In the current depressed market that means that average inventories throughout the solar supply chain have leapt by 64.3%, which means price erosion, says iSuppli.
Average days of inventory among solar module and cell makers, polysilicon and wafer suppliers and vertically integrated companies that provide all these items surged to more than 121 in the first quarter of 2009, up from 74.2 during the same period in 2008.

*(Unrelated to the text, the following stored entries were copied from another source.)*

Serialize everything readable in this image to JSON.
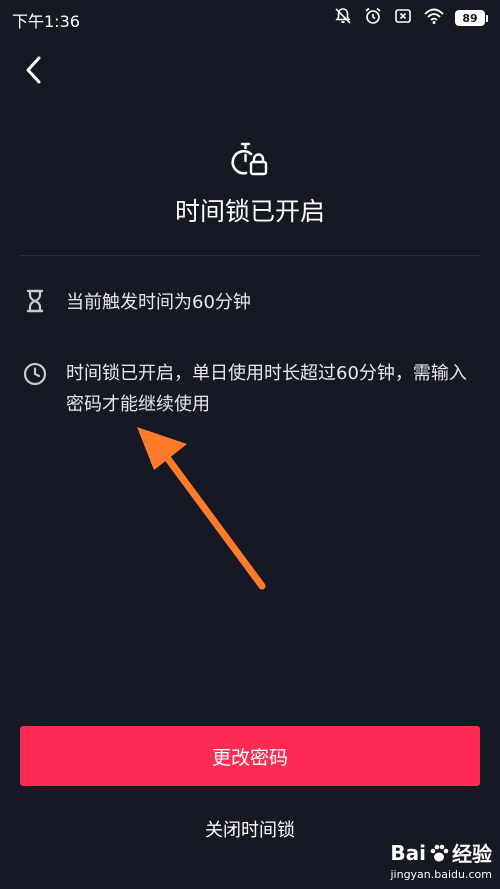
{
  "status_bar": {
    "time": "下午1:36",
    "battery": "89",
    "icons": [
      "notification-muted-icon",
      "alarm-icon",
      "close-box-icon",
      "wifi-icon",
      "battery-icon"
    ]
  },
  "header": {
    "back_icon": "chevron-left-icon",
    "lock_icon": "timer-lock-icon",
    "title": "时间锁已开启"
  },
  "info_items": [
    {
      "icon": "hourglass-icon",
      "text": "当前触发时间为60分钟"
    },
    {
      "icon": "clock-icon",
      "text": "时间锁已开启，单日使用时长超过60分钟，需输入密码才能继续使用"
    }
  ],
  "actions": {
    "change_password": "更改密码",
    "close_lock": "关闭时间锁"
  },
  "watermark": {
    "brand_left": "Bai",
    "brand_right": "经验",
    "url": "jingyan.baidu.com"
  },
  "colors": {
    "background": "#161824",
    "primary": "#fe2c55",
    "annotation_arrow": "#ff7a2a"
  }
}
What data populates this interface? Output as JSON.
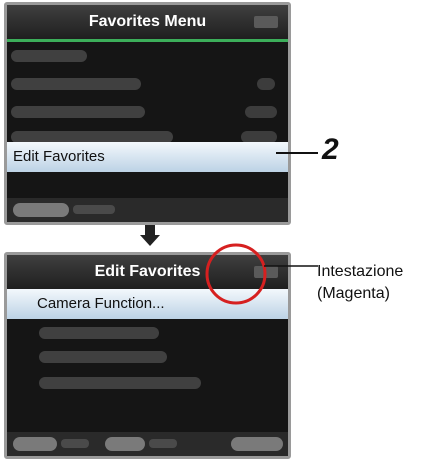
{
  "screen1": {
    "title": "Favorites Menu",
    "selected_item": "Edit Favorites",
    "header_color": "#3cae5a"
  },
  "screen2": {
    "title": "Edit Favorites",
    "selected_item": "Camera Function...",
    "header_color": "#c0117c"
  },
  "callouts": {
    "step_number": "2",
    "header_label_line1": "Intestazione",
    "header_label_line2": "(Magenta)"
  },
  "icons": {
    "arrow": "down-arrow-icon"
  }
}
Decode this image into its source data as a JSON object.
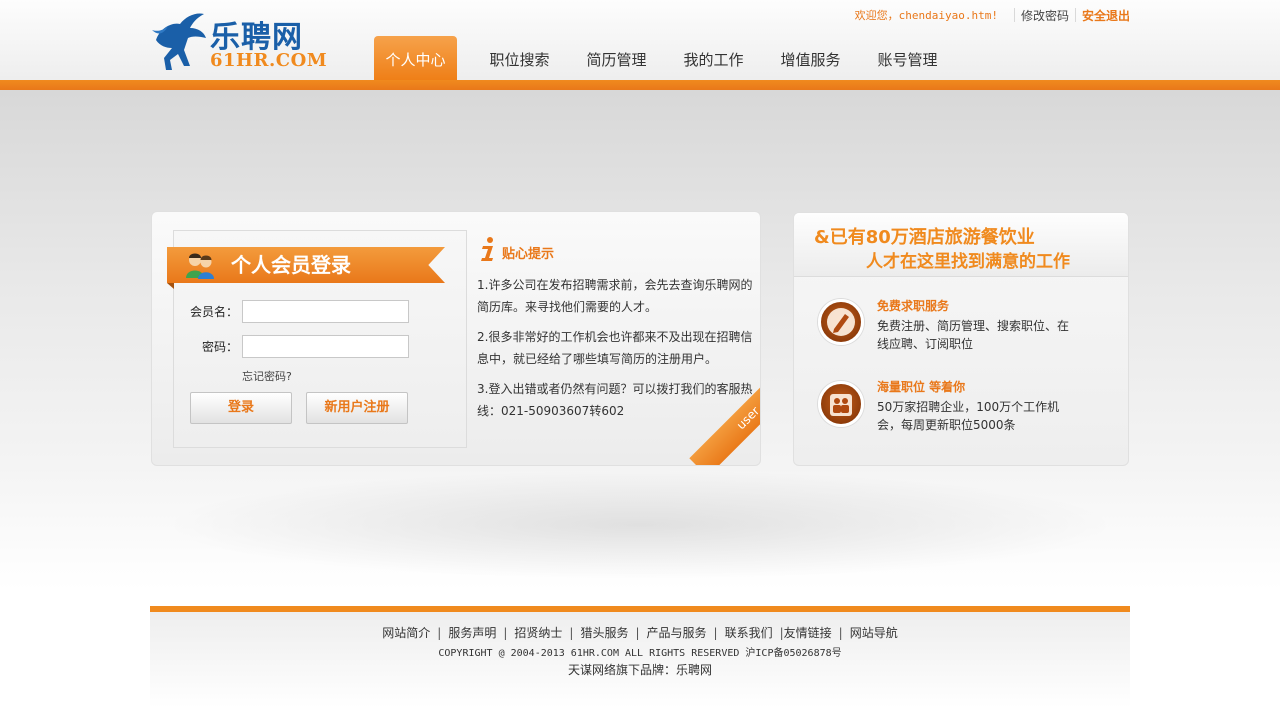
{
  "logo": {
    "cn": "乐聘网",
    "en": "61HR.COM"
  },
  "topbar": {
    "welcome": "欢迎您，chendaiyao.htm!",
    "change_password": "修改密码",
    "logout": "安全退出"
  },
  "nav": {
    "tabs": [
      {
        "label": "个人中心"
      },
      {
        "label": "职位搜索"
      },
      {
        "label": "简历管理"
      },
      {
        "label": "我的工作"
      },
      {
        "label": "增值服务"
      },
      {
        "label": "账号管理"
      }
    ]
  },
  "login": {
    "title": "个人会员登录",
    "username_label": "会员名：",
    "password_label": "密码：",
    "forgot": "忘记密码?",
    "login_button": "登录",
    "register_button": "新用户注册",
    "corner_text": "user"
  },
  "tips": {
    "title": "贴心提示",
    "items": [
      "1.许多公司在发布招聘需求前，会先去查询乐聘网的简历库。来寻找他们需要的人才。",
      "2.很多非常好的工作机会也许都来不及出现在招聘信息中，就已经给了哪些填写简历的注册用户。",
      "3.登入出错或者仍然有问题？可以拨打我们的客服热线：021-50903607转602"
    ]
  },
  "promo": {
    "line1": "&已有80万酒店旅游餐饮业",
    "line2": "人才在这里找到满意的工作",
    "services": [
      {
        "icon": "pen-icon",
        "title": "免费求职服务",
        "desc": "免费注册、简历管理、搜索职位、在线应聘、订阅职位"
      },
      {
        "icon": "people-icon",
        "title": "海量职位 等着你",
        "desc": "50万家招聘企业，100万个工作机会，每周更新职位5000条"
      }
    ]
  },
  "footer": {
    "links": [
      "网站简介",
      "服务声明",
      "招贤纳士",
      "猎头服务",
      "产品与服务",
      "联系我们",
      "友情链接",
      "网站导航"
    ],
    "copyright": "COPYRIGHT @ 2004-2013 61HR.COM ALL RIGHTS RESERVED 沪ICP备05026878号",
    "brand": "天谋网络旗下品牌：乐聘网"
  },
  "colors": {
    "accent": "#f08a1e",
    "brand_blue": "#1a5fa8"
  }
}
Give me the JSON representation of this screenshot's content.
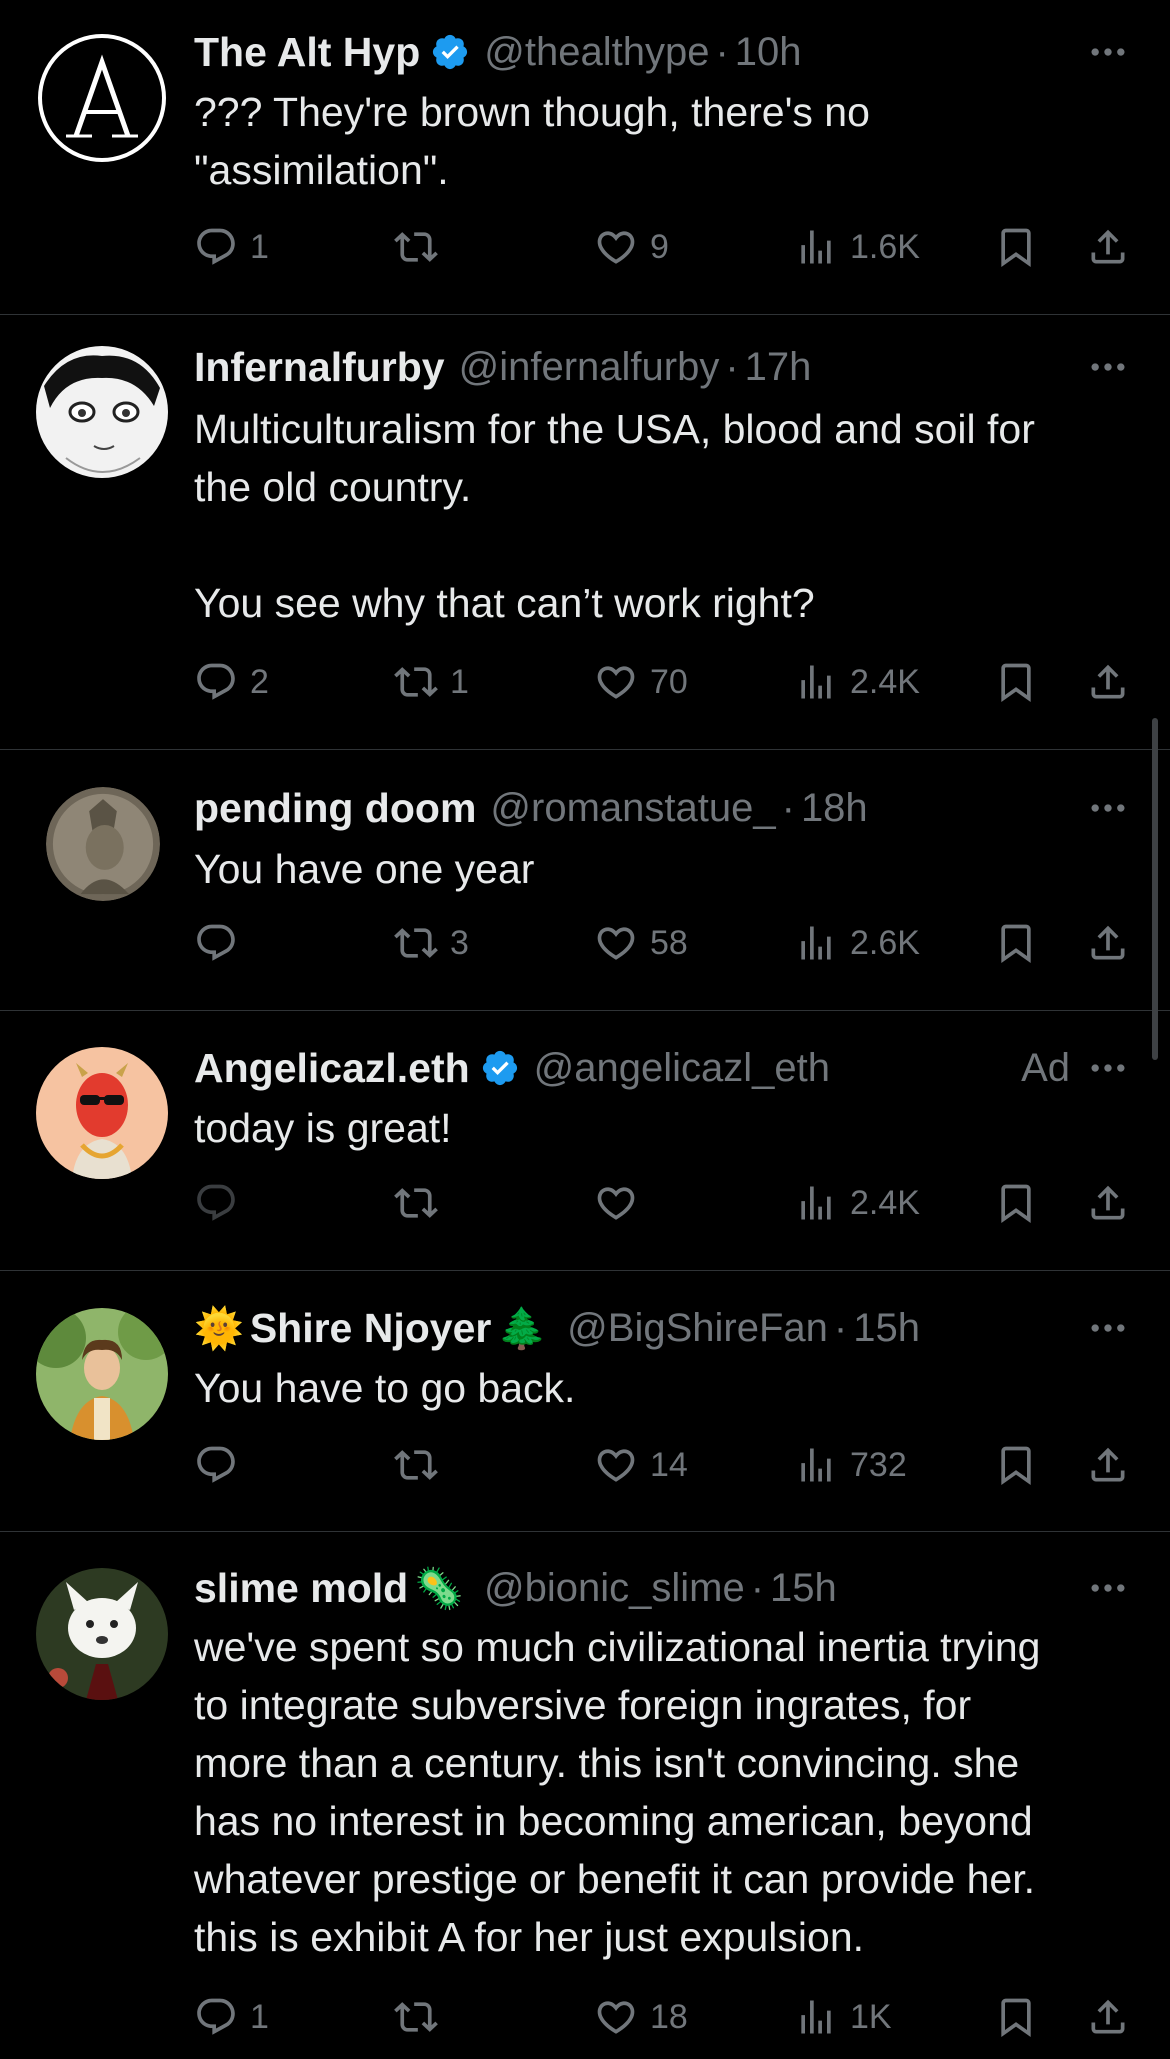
{
  "tweets": [
    {
      "name": "The Alt Hyp",
      "handle": "@thealthype",
      "time": "10h",
      "verified": true,
      "text": "??? They're brown though, there's no\n\"assimilation\".",
      "replies": "1",
      "reposts": "",
      "likes": "9",
      "views": "1.6K"
    },
    {
      "name": "Infernalfurby",
      "handle": "@infernalfurby",
      "time": "17h",
      "text": "Multiculturalism for the USA, blood and soil for\nthe old country.\n\nYou see why that can’t work right?",
      "replies": "2",
      "reposts": "1",
      "likes": "70",
      "views": "2.4K"
    },
    {
      "name": "pending doom",
      "handle": "@romanstatue_",
      "time": "18h",
      "text": "You have one year",
      "replies": "",
      "reposts": "3",
      "likes": "58",
      "views": "2.6K"
    },
    {
      "name": "Angelicazl.eth",
      "handle": "@angelicazl_eth",
      "ad_label": "Ad",
      "verified": true,
      "text": "today is great!",
      "replies": "",
      "reposts": "",
      "likes": "",
      "views": "2.4K"
    },
    {
      "name_prefix_emoji": "🌞",
      "name": "Shire Njoyer",
      "name_suffix_emoji": "🌲",
      "handle": "@BigShireFan",
      "time": "15h",
      "text": "You have to go back.",
      "replies": "",
      "reposts": "",
      "likes": "14",
      "views": "732"
    },
    {
      "name": "slime mold",
      "name_suffix_emoji": "🦠",
      "handle": "@bionic_slime",
      "time": "15h",
      "text": "we've spent so much civilizational inertia trying\nto integrate subversive foreign ingrates, for\nmore than a century. this isn't convincing. she\nhas no interest in becoming american, beyond\nwhatever prestige or benefit it can provide her.\nthis is exhibit A for her just expulsion.",
      "replies": "1",
      "reposts": "",
      "likes": "18",
      "views": "1K"
    }
  ],
  "colors": {
    "background": "#000000",
    "text": "#e7e9ea",
    "muted": "#71767b",
    "verified": "#1d9bf0",
    "divider": "#2f3336"
  },
  "icons": [
    "reply-icon",
    "repost-icon",
    "like-icon",
    "views-icon",
    "bookmark-icon",
    "share-icon",
    "more-icon",
    "verified-badge-icon"
  ]
}
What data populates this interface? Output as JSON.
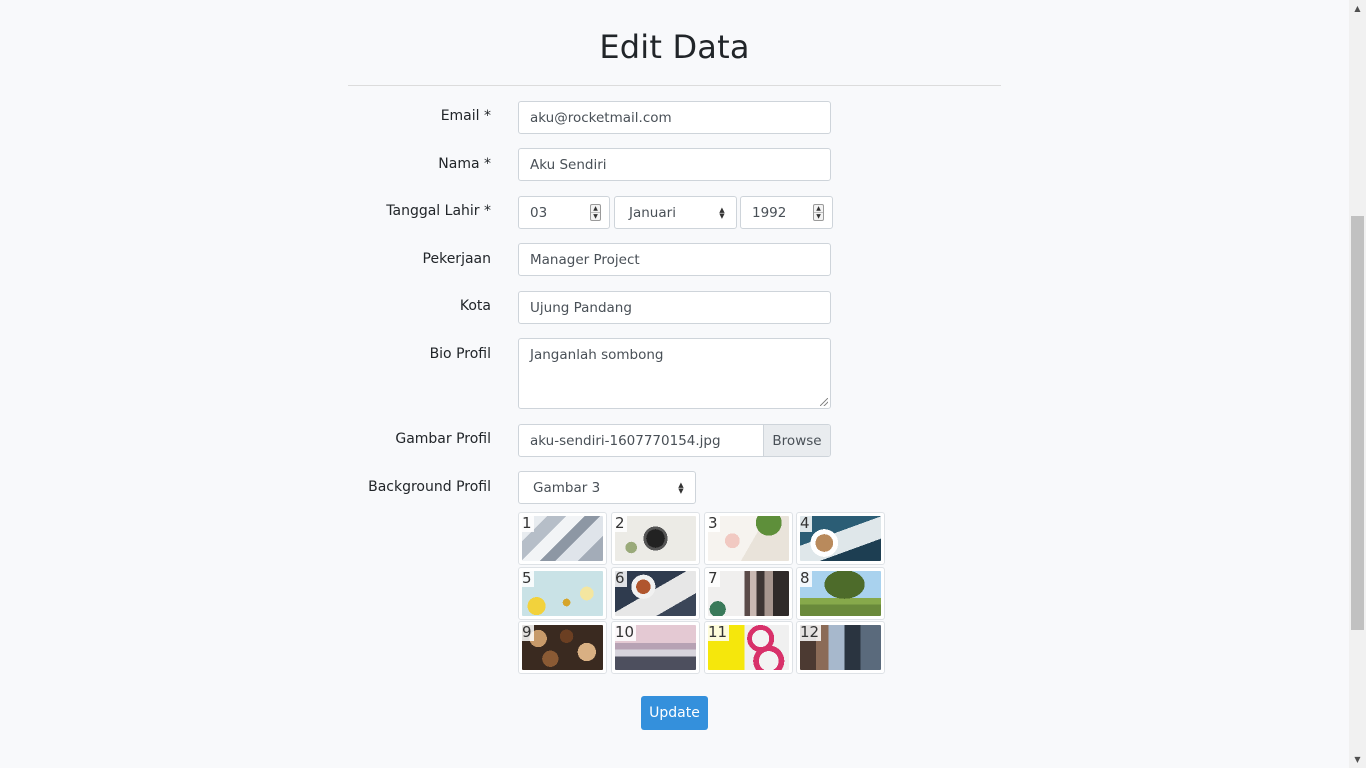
{
  "page": {
    "title": "Edit Data"
  },
  "form": {
    "email": {
      "label": "Email *",
      "value": "aku@rocketmail.com"
    },
    "nama": {
      "label": "Nama *",
      "value": "Aku Sendiri"
    },
    "tanggal_lahir": {
      "label": "Tanggal Lahir *",
      "day": "03",
      "month": "Januari",
      "year": "1992"
    },
    "pekerjaan": {
      "label": "Pekerjaan",
      "value": "Manager Project"
    },
    "kota": {
      "label": "Kota",
      "value": "Ujung Pandang"
    },
    "bio": {
      "label": "Bio Profil",
      "value": "Janganlah sombong"
    },
    "gambar": {
      "label": "Gambar Profil",
      "filename": "aku-sendiri-1607770154.jpg",
      "browse_label": "Browse"
    },
    "background": {
      "label": "Background Profil",
      "selected": "Gambar 3",
      "thumbnails": [
        "1",
        "2",
        "3",
        "4",
        "5",
        "6",
        "7",
        "8",
        "9",
        "10",
        "11",
        "12"
      ]
    },
    "submit_label": "Update"
  },
  "colors": {
    "primary": "#3490dc",
    "page_bg": "#f8f9fb"
  }
}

“The worldwide solar industry for the first quarter added the equivalent of one-and-a-half months of excess inventory in just one year,” said Dr. Henning Wicht, principal analyst, Photovoltaics (PV) research, for iSuppli.
And with new polysilicon capacity due to come online this year, there is the likelihood of further price erosion.
iSuppli estimates the spot price per kilogram for polysilicon, the key raw material for making solar cells, will drop to $50 by the end of the year, down by 72 percent from $180 per kilogram at the beginning of 2009.
Hardest-hit, said iSuppli, are the fully integrated players, including REC, Yingli, and SolarWorld.
Cell and module manufacturers are currently experiencing significant increases in inventory, with levels rising to 105 days from the third-quarter level in 2008 of 47 days. This is due, in part, to pressure from wafer and polysilicon suppliers desiring that their customers adhere to shipment schedules negotiated in 2007 and 2008.
This comes from iSuppli’s latest report entitled: The Next Bottleneck: How Far Will Solar Prices Fall in 2009?